Donde mueren los dragones de jade. Luisa Ferro. Click Ediciones. 2022. Reseña

 



    Han pasado casi seis años desde que Luisa Ferro publicó su magnífica novela El círculo del alba (Planeta, 2016), reseñada en su día en este mismo blog. Puede parecer demasiado tiempo para quienes desconozcan el farragoso trabajo de documentación y escritura de una historia basada en hechos verídicos acaecidos en una época tan antigua y poco conocida como la China imperial de los Song, en pleno siglo XIII. La acción coincide con los últimos veinte años de las incursiones mongolas que acabaron conquistando el único territorio que se mantenía a salvo del dominio del temible Kublai Kan, nieto del no menos conocido Gengis Kan. Desde la capital imperial, Lin´an, la corte deberá huir ante el permanente hostigamiento mongol. Hasta llegar a la isla de Yaishan, donde aconteció una de las batallas navales más grandes de la Historia: la de Yamen. La cual puso fin al imperio e hizo que China ya nunca volviera a ser la misma. Para más inri, Luisa se centra en el bando perdedor, del que, por tanto, se desconocen muchas más cosas con el paso de los años y de los siglos. 

    La historia, dividida en dos libros bajo los títulos El pozo de las luciérnagas y La sanadora del emperador, está protagonizada y narrada en primera persona por un personaje que, aunque ficticio, bien podría haber sido real. Akame es hija del honorable maestro Zheng, procedente de una familia de médicos desde varias generaciones. Viven en una de las calles comerciales más bulliciosas de la capital imperial, donde regentan una farmacia. Allí es donde Akame aprende desde pequeña a leer y a escribir. Y también la medicina tradicional y su vínculo con la filosofía, las matemáticas y la caligrafía. El ambiente de libertad en el que crece Akame choca frontalmente con la sociedad en la que debe vivir. Una chica testaruda, impetuosa y difícil de doblegar debe hacer frente a un futuro sombrío en el que nos inculcaban que nuestro destino estaba escrito y que debíamos obedecer las tradiciones: una mujer debe obediencia a su padre. Luego, al casarse, al marido y, cuando este fallece, al hijo. 

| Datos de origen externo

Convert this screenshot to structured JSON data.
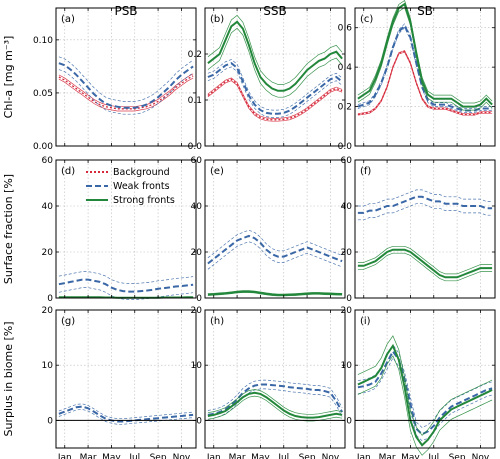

    La vida de Akame comenzó a ser muy complicada desde antes de nacer. Y lo será siempre. Es un constante enfrentamiento a las vicisitudes de la vida, de la familia y de una sociedad cambiante que vive sus últimos coletazos ante la barbarie de una guerra primero inminente y después definitiva. Y los ojos de la protagonista observan con lucidez pero también confusión y horror el fin de su mundo. Un matrimonio temprano, un amor imposible y la enorme dificultad para cumplir su sueño de dedicarse a la medicina provocan en Akame una gran desazón. Por suerte, tiene junto a ella a su inseparable Longyan, un eunuco que heredó a la muerte de su madre y que se convierte en su fiel consejero y cuidador. Su auténtica sombra. Sin embargo, no puede evitar dejar de pensar qué será de ella si resulta yerma o si da a luz a una o varias niñas. En su sociedad los maridos suelen repudiar a sus esposas y concubinas si no les dan varones. Las echan a la calle, sin más, abandonándolas a su suerte y empujándolas a la prostitución o a la muerte.  

    El pozo de las luciérnagas, que da título al primero de los libros de esta bilogía, es el nuevo hogar de Akame tras su matrimonio con Cao, médico amigo y compañero del padre de la protagonista. No obstante, su vida no solo cambia a través de su matrimonio y mudanza a la casa familiar de los Cao, sino que dará un giro definitivo tras conocer, por casualidad, a Mariposa Blanca, concubina del inepto emperador Duzong, siempre ebrio y ausente de las audiencias diarias. Tanto ella como Longyan se convierten en sus máximos sostenes en los momentos de mayor zozobra personal (que son muchos, por otra parte). Sobre todo respecto a su posible futura maternidad: no me veía condicionada a tener un hijo para sentirme una mujer completa. Tenía la responsabilidad de perpetuar la siguiente generación. No tener descendencia estaba considerado como el peor de los pecados. Y no me olvidaba de que llegado el momento yo también tendría que rendir cuentas a Yama, el rey de los infiernos.

    La bilogía comporta, como se ha señalado más arriba e indica la propia autora, un proceso de documentación exhaustivo. Gracias a ello, Donde mueren los dragones de jade constituye un auténtico vademécum de la medicina tradicional china; nos habla de todo tipo de hierbas y recetas medicinales; nos ilustra sobre los enredos y las conspiraciones de la corte, así como de traiciones y redenciones; nos enseña las mil y una supersticiones de la época; nos explica las relaciones entre las esposas y concubinas --solían ser bastante tirantes porque cada una competía por ser el centro de atención del marido-- no solo de los emperadores sino de cada una de las familias del imperio, fuera cual fuera su situación económica y social; y nos ataca directamente al paladar con platos y recetas típicos del lugar y la época reseñados --pudin de arroz, tofu frito en un lecho de espinacas salteadas, pollo en salsa de miel y jengibre, pasteles de batata rellenos de dátiles, carpas en escabeche, cerdo con bambú, bolas de masa hervidas rellenas de setas, etc.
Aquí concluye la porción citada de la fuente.